Set forth below is the text of a comment that I recently posted to the discussion thread for one of my columns at the Value Walk site:
Bogle didn’t need to change a thing. You continue to make it seem that Shiller is saying things he really hasn’t said. Instead, you say he is scared or holding back.
Just more of your fantasy world.
Of course you need to keep the fantasy going to cover up. Here you are just piling up lies after lies after lies, telling your poor family that you need to troll the internet all day long to save the world from an economic crisis, all to avoid having to go out and get a job to provide for your family. And all you can do is repeat the crazy claim to your family that you will be getting a $500 million windfall to make up for their years of suffering.
You get to the crux of the issue with this one, Sammy. My strongly held view is that Bogle needs to change EVERYthing he has ever said about stock investing. He got it ALL wrong. Not intentionally, to be sure. But still.
Say that there was an assignment given over the radio to add together the numbers 2, 3, and 8 but the line was bad and people only heard the 2 and the 3 and not the 8. So everyone concluded that the answer was “5.” Then someone got ahold of a recording and played the thing again without the static and determined that the answer really was “13.” But the group that had said “5” became too embarrassed to admit its mistake and continued for decades to insist that the answer really was “5” and then threatened to destroy the career of anyone who said otherwise. That would be a big mess. That’s what happened in our collective efforts to figure out how stock investing works.
The Buy-and-Holders turned stock investing analysis into a numbers exercise. They made something that used to be rooted in opinion and subjectivity into something objective and scientific. By itself that was a huge advance.

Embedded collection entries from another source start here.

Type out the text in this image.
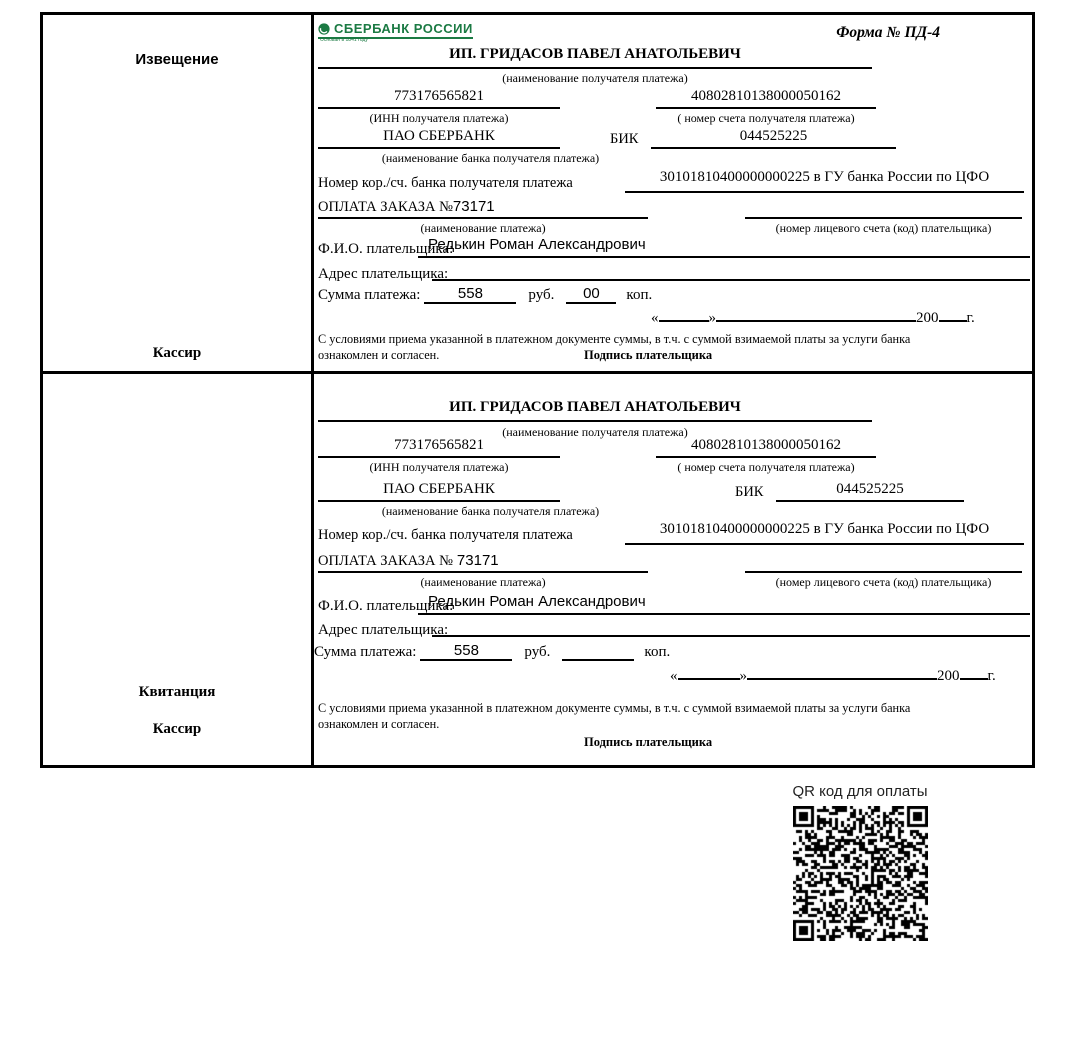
Извещение
Кассир
СБЕРБАНК РОССИИ
Основан в 1841 году	Форма № ПД-4
ИП. ГРИДАСОВ ПАВЕЛ АНАТОЛЬЕВИЧ
(наименование получателя платежа)
773176565821	40802810138000050162
(ИНН получателя платежа)	( номер счета получателя платежа)
ПАО СБЕРБАНК	БИК	044525225
(наименование банка получателя платежа)
Номер кор./сч. банка получателя платежа	30101810400000000225 в ГУ банка России по ЦФО
ОПЛАТА ЗАКАЗА №73171
(наименование платежа)	(номер лицевого счета (код) плательщика)
Ф.И.О. плательщика:
Редькин Роман Александрович
Адрес плательщика:
Сумма платежа: 558	руб. 00 коп.
«	»	200 г.
С условиями приема указанной в платежном документе суммы, в т.ч. с суммой взимаемой платы за услуги банка
ознакомлен и согласен.	Подпись плательщика
Квитанция
Кассир
ИП. ГРИДАСОВ ПАВЕЛ АНАТОЛЬЕВИЧ
(наименование получателя платежа)
773176565821	40802810138000050162
(ИНН получателя платежа)	( номер счета получателя платежа)
ПАО СБЕРБАНК	БИК	044525225
(наименование банка получателя платежа)
Номер кор./сч. банка получателя платежа	30101810400000000225 в ГУ банка России по ЦФО
ОПЛАТА ЗАКАЗА № 73171
(наименование платежа)	(номер лицевого счета (код) плательщика)
Ф.И.О. плательщика:
Редькин Роман Александрович
Адрес плательщика:
Сумма платежа: 558	руб.	коп.
«	»	200 г.
С условиями приема указанной в платежном документе суммы, в т.ч. с суммой взимаемой платы за услуги банка
ознакомлен и согласен.
Подпись плательщика
QR код для оплаты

If only we all were doing today what the Buy-and-Holders at one time said we should be doing, we wouldn’t be living through an economic crisis. But part of the scientific process is learning from one’s mistakes and this the Buy-and-Holders absolutely refuse to do. So the many people who want to give accurate and honest investing advice feel too intimidated by the smear tactics employed by the Buy-and-Holders to speak clearly about what they really know. Not good!
Bogle’s mistake is the biggest mistake ever made in the history of personal finance. Bogle saw Fama’s research showing that short-term timing doesn’t work and jumped to the hasty conclusion that NO form of timing is required. Shiller was the first researcher to check long-term timing. He found that long-term timing ALWAYS works and is ALWAYS 100 percent required. That shouldn’t be even a tiny bit surprising. Long-term timing is price discipline. No market can function without price discipline. But lots of people were fooled by Fama’s research and, like the people who heard the numbers wrong because of a bad radio transmission, they have become too embarrassed by their mistake to acknowledge it. So we still hear people advocating the crazy Buy-and-Hold stuff to this day.
Failing to include the effects of valuations doesn’t cause your numbers to be a little off, Sammy. Valuations is BY FAR the biggest factor affecting stock prices. So those who fail to count valuations get the numbers WILDLY wrong. Every time. The Buy-and-Holders are wrong about retirement planning, they are wrong about asset allocation, they are wrong about risk management, they are wrong about everything. And the only way they can fix their mistake is to admit it. But that’s hard to do after covering it up for 35 years. So they are in a real fix.
That’s my sincere take, in any event. People tell me that I am a meanie for pointing out Bogle’s mistake. I don’t see it that way at all. As I mentioned above, I think of Jack as a friend. If I had destroyed millions of lives as the result of a mistake that I had made, I would want my friends to encourage me to come clean. That’s what I do for Jack, I encourage him to come clean. I see that as an act of charity. It is my view that failing to speak up about the mistake is an act of cowardice, not an act of charity.
I naturally wish you the best of luck in all your future life endeavors, my old friend.